We want to keep a count of each of these letter pairs using a
dictionary. The key to the dictionary is the two-letter upper case
string, and the value is the number of times that string occurs.
For example, if the letter pair "XY" occurs 3 times and the letter
pair "YZ" occurs 5 times, the dictionary would contain the
following: {"XY":3, "YZ":5} (remember that there is no guarantee
about the order in which the keys appear in the dictionary).
Your program will consist of two functions only. The first
function is ReadFileAsListOfStrings from the bottom of page 366 of
the Companion (the version that strips off line breaks from the
ends of lines read in from file). Type this function in exactly the
way it is in the book and do not make any changes to this function.
The second function is called Process, with one parameter – that
parameter is called Filename and is the name of the file to read in
and scan. You will not have a Main function in this assignment.
Your code framework will therefore look as follows:
def ReadFileAsListOfStrings (Filename):
Infile = open(Filename, "r")
X =
Infile.readlines()
Infile.close()
return
[C.rstrip("\n") for C in X]
def Process (Filename):
# All your new code goes here
return
Your Task:
Fill in the Process function so that it reads in the file
specified in Filename, computes the two-letter counts, then prints
them out in ascending order by letter-pair (alphabetical order).
This must work for any file name without changing your code to do
so. That is, if we have two files A.txt and B.txt in our program
folder that we want to check, we would do this by typing
Process("A.txt") on one line and Process("B.txt") on the next.

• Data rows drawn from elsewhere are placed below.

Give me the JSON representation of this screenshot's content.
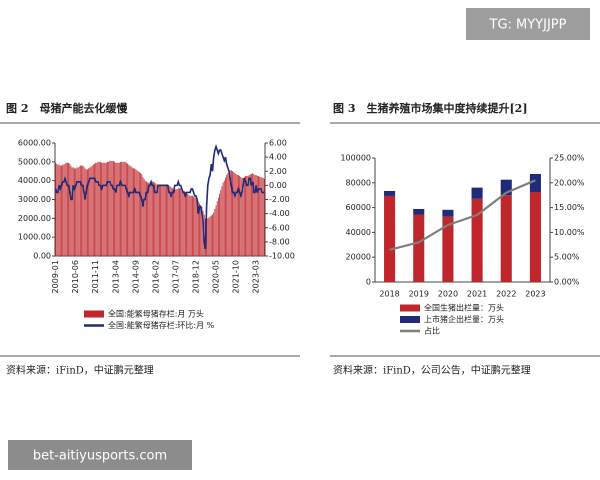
{
  "watermark_top": "TG: MYYJJPP",
  "watermark_bottom": "bet-aitiyusports.com",
  "sources": [
    "资料来源：iFinD，中证鹏元整理",
    "资料来源：iFinD，公司公告，中证鹏元整理"
  ],
  "chart_data": [
    {
      "type": "bar",
      "title": "图 2　母猪产能去化缓慢",
      "legend": "bottom",
      "grid": false,
      "categories": [
        "2009-01",
        null,
        null,
        null,
        null,
        null,
        null,
        null,
        null,
        null,
        null,
        null,
        null,
        null,
        null,
        null,
        null,
        "2010-06",
        null,
        null,
        null,
        null,
        null,
        null,
        null,
        null,
        null,
        null,
        null,
        null,
        null,
        null,
        null,
        null,
        "2011-11",
        null,
        null,
        null,
        null,
        null,
        null,
        null,
        null,
        null,
        null,
        null,
        null,
        null,
        null,
        null,
        null,
        "2013-04",
        null,
        null,
        null,
        null,
        null,
        null,
        null,
        null,
        null,
        null,
        null,
        null,
        null,
        null,
        null,
        null,
        "2014-09",
        null,
        null,
        null,
        null,
        null,
        null,
        null,
        null,
        null,
        null,
        null,
        null,
        null,
        null,
        null,
        null,
        "2016-02",
        null,
        null,
        null,
        null,
        null,
        null,
        null,
        null,
        null,
        null,
        null,
        null,
        null,
        null,
        null,
        null,
        "2017-07",
        null,
        null,
        null,
        null,
        null,
        null,
        null,
        null,
        null,
        null,
        null,
        null,
        null,
        null,
        null,
        null,
        "2018-12",
        null,
        null,
        null,
        null,
        null,
        null,
        null,
        null,
        null,
        null,
        null,
        null,
        null,
        null,
        null,
        null,
        "2020-05",
        null,
        null,
        null,
        null,
        null,
        null,
        null,
        null,
        null,
        null,
        null,
        null,
        null,
        null,
        null,
        null,
        "2021-10",
        null,
        null,
        null,
        null,
        null,
        null,
        null,
        null,
        null,
        null,
        null,
        null,
        null,
        null,
        null,
        null,
        "2023-03",
        null,
        null,
        null,
        null,
        null,
        null,
        null
      ],
      "series": [
        {
          "name": "全国:能繁母猪存栏:月 万头",
          "type": "bar",
          "color": "#c0272d",
          "values": [
            4950,
            4900,
            4850,
            4850,
            4800,
            4800,
            4850,
            4850,
            4900,
            4950,
            4950,
            4950,
            4900,
            4800,
            4700,
            4700,
            4650,
            4650,
            4700,
            4700,
            4750,
            4800,
            4800,
            4800,
            4750,
            4650,
            4600,
            4600,
            4650,
            4700,
            4750,
            4800,
            4850,
            4900,
            4950,
            4950,
            5000,
            5000,
            5000,
            4950,
            4950,
            4950,
            4950,
            4950,
            5000,
            5000,
            5050,
            5050,
            5050,
            5050,
            5000,
            4950,
            4950,
            4950,
            4950,
            5000,
            5000,
            5000,
            5000,
            5000,
            4950,
            4900,
            4850,
            4800,
            4750,
            4700,
            4650,
            4650,
            4600,
            4550,
            4500,
            4450,
            4400,
            4350,
            4200,
            4100,
            4000,
            3950,
            3900,
            3900,
            3900,
            3950,
            3950,
            3950,
            3900,
            3850,
            3800,
            3800,
            3800,
            3800,
            3800,
            3800,
            3800,
            3800,
            3800,
            3800,
            3750,
            3700,
            3650,
            3600,
            3550,
            3550,
            3550,
            3550,
            3600,
            3600,
            3600,
            3550,
            3500,
            3450,
            3400,
            3350,
            3300,
            3250,
            3200,
            3200,
            3200,
            3150,
            3100,
            3100,
            3050,
            2900,
            2800,
            2700,
            2600,
            2400,
            2200,
            2000,
            1950,
            2000,
            2050,
            2100,
            2150,
            2200,
            2300,
            2500,
            2700,
            2900,
            3100,
            3300,
            3500,
            3700,
            3900,
            4000,
            4150,
            4300,
            4400,
            4500,
            4550,
            4550,
            4500,
            4450,
            4400,
            4350,
            4300,
            4300,
            4250,
            4200,
            4150,
            4150,
            4200,
            4250,
            4250,
            4250,
            4300,
            4350,
            4350,
            4400,
            4350,
            4300,
            4300,
            4250,
            4250,
            4200,
            4200,
            4150,
            4150,
            4100
          ]
        },
        {
          "name": "全国:能繁母猪存栏:环比:月 %",
          "type": "line",
          "axis": "y2",
          "color": "#1f2a7a",
          "values": [
            -0.5,
            -1,
            -1,
            0,
            -0.5,
            0,
            0.5,
            0.5,
            1,
            0.5,
            0,
            0,
            -1,
            -2,
            -2,
            0,
            -0.5,
            0,
            0.5,
            0.5,
            0.5,
            0.5,
            0,
            0,
            -1,
            -2,
            -1,
            0,
            0.5,
            1,
            1,
            1,
            1,
            1,
            0.5,
            0.5,
            0.5,
            0,
            0,
            -0.5,
            0,
            0,
            0,
            0,
            0.5,
            0.5,
            0.5,
            0,
            0,
            -0.5,
            -0.5,
            -1,
            0,
            0,
            0,
            0.5,
            0,
            0,
            0,
            0,
            -0.5,
            -1,
            -1.5,
            -1,
            -1,
            -1,
            -1,
            -0.5,
            -1,
            -1,
            -1,
            -1,
            -1.5,
            -2,
            -3,
            -2,
            -2,
            -1,
            -1,
            0,
            0,
            0.5,
            0,
            0,
            -1,
            -1,
            -1,
            0,
            0,
            0,
            0,
            0,
            0,
            0,
            0,
            0,
            -1,
            -1,
            -1.5,
            -1,
            -1,
            0,
            0,
            0,
            0.5,
            0,
            0,
            -0.5,
            -1,
            -1,
            -1.5,
            -1,
            -1,
            -1,
            -1,
            -0.5,
            -0.5,
            -1,
            -1.5,
            -1.5,
            -2,
            -4,
            -3,
            -3,
            -4,
            -5,
            -8,
            -9,
            -3,
            0,
            1,
            1.5,
            3,
            2,
            4,
            5,
            5.5,
            5,
            4.5,
            5,
            5,
            4.5,
            4,
            3.5,
            4,
            3,
            2.5,
            2,
            1,
            0,
            -1,
            -1,
            -1.5,
            -1,
            -1,
            -0.5,
            -1,
            -1.5,
            -1,
            0,
            1,
            0.5,
            0,
            0,
            1,
            1,
            0,
            0.5,
            -1,
            -1,
            0,
            -1,
            -0.5,
            -0.5,
            -0.5,
            -1,
            -1,
            -1
          ]
        }
      ],
      "ylim": [
        0,
        6000
      ],
      "yticks": [
        {
          "value": 0,
          "label": "0.00"
        },
        {
          "value": 1000,
          "label": "1000.00"
        },
        {
          "value": 2000,
          "label": "2000.00"
        },
        {
          "value": 3000,
          "label": "3000.00"
        },
        {
          "value": 4000,
          "label": "4000.00"
        },
        {
          "value": 5000,
          "label": "5000.00"
        },
        {
          "value": 6000,
          "label": "6000.00"
        }
      ],
      "y2lim": [
        -10,
        6
      ],
      "y2ticks": [
        {
          "value": -10,
          "label": "-10.00"
        },
        {
          "value": -8,
          "label": "-8.00"
        },
        {
          "value": -6,
          "label": "-6.00"
        },
        {
          "value": -4,
          "label": "-4.00"
        },
        {
          "value": -2,
          "label": "-2.00"
        },
        {
          "value": 0,
          "label": "0.00"
        },
        {
          "value": 2,
          "label": "2.00"
        },
        {
          "value": 4,
          "label": "4.00"
        },
        {
          "value": 6,
          "label": "6.00"
        }
      ]
    },
    {
      "type": "bar",
      "title": "图 3　生猪养殖市场集中度持续提升[2]",
      "legend": "bottom",
      "grid": false,
      "stacked": true,
      "categories": [
        "2018",
        "2019",
        "2020",
        "2021",
        "2022",
        "2023"
      ],
      "series": [
        {
          "name": "全国生猪出栏量：万头",
          "type": "bar",
          "color": "#c0272d",
          "values": [
            69400,
            54400,
            52700,
            67100,
            70000,
            72600
          ]
        },
        {
          "name": "上市猪企出栏量：万头",
          "type": "bar",
          "color": "#1f2a7a",
          "values": [
            4000,
            4500,
            5500,
            9000,
            12500,
            14500
          ]
        },
        {
          "name": "占比",
          "type": "line",
          "axis": "y2",
          "color": "#7f7f7f",
          "values": [
            6.5,
            8,
            11.5,
            13.5,
            18,
            20.5
          ]
        }
      ],
      "ylim": [
        0,
        100000
      ],
      "yticks": [
        0,
        20000,
        40000,
        60000,
        80000,
        100000
      ],
      "y2lim": [
        0,
        25
      ],
      "y2ticks": [
        {
          "value": 0,
          "label": "0.00%"
        },
        {
          "value": 5,
          "label": "5.00%"
        },
        {
          "value": 10,
          "label": "10.00%"
        },
        {
          "value": 15,
          "label": "15.00%"
        },
        {
          "value": 20,
          "label": "20.00%"
        },
        {
          "value": 25,
          "label": "25.00%"
        }
      ]
    }
  ]
}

The file that we will want you to process is called
Gettysburg.txt and is available for download from the Moodle page
(put it in the same folder as your Python code). It contains the
text from Abraham Lincoln’s Gettysburg Address. To process that
file, you would type Process("Gettysburg.txt") at the >>>
prompt in the command shell. The first and last parts of the
expected printout are:
AB 2
AC 2
AD 5
AG 2
AH 1
AI 2
AK 1
AL 8

WE 11
WH 8
WI 1
WO 2
YE 1
This tells us that the letter-pair AB occurs twice in the file,
the letter-pair AD appears five times, the letter pair WE appears
11 times, and so on. You will have to figure out how to extract the
keys from the dictionary, sort them, and then use those keys to
print out each key and its count.
I need help with filling in the function that completes
def Process(Filename):
The Gettysburg address text that is needed for this
assignment is pasted below:
Four score and seven years ago our fathers
brought forth on this continent, a new nation,
conceived in Liberty, and dedicated to the
proposition that all men are created equal.
Now we are engaged in a great civil war,
testing whether that nation, or any nation
so conceived and so dedicated, can long endure.
We are met on a great battle-field of that war.
We have come to dedicate a portion of that field,
as a final resting place for those who here gave
their lives that that nation might live. It is
altogether fitting and proper that we should do
this.
But, in a larger sense, we can not dedicate --
we can not consecrate -- we can not hallow --
this ground. The brave men, living and dead, who
struggled here, have consecrated it, far above
our poor power to add or detract. The world will
little note, nor long remember what we say here,
but it can never forget what they did here. It
is for us the living, rather, to be dedicated
here to the unfinished work which they who fought
here have thus far so nobly advanced. It is rather
for us to be here dedicated to the great task
remaining before us -- that from these honored
dead we take increased devotion to that cause for
which they gave the last full measure of devotion --
that we here highly resolve that these dead shall
not have died in vain -- that this nation, under
God, shall have a new birth of freedom -- and that
government of the people, by the people, for the
people, shall not perish from the earth.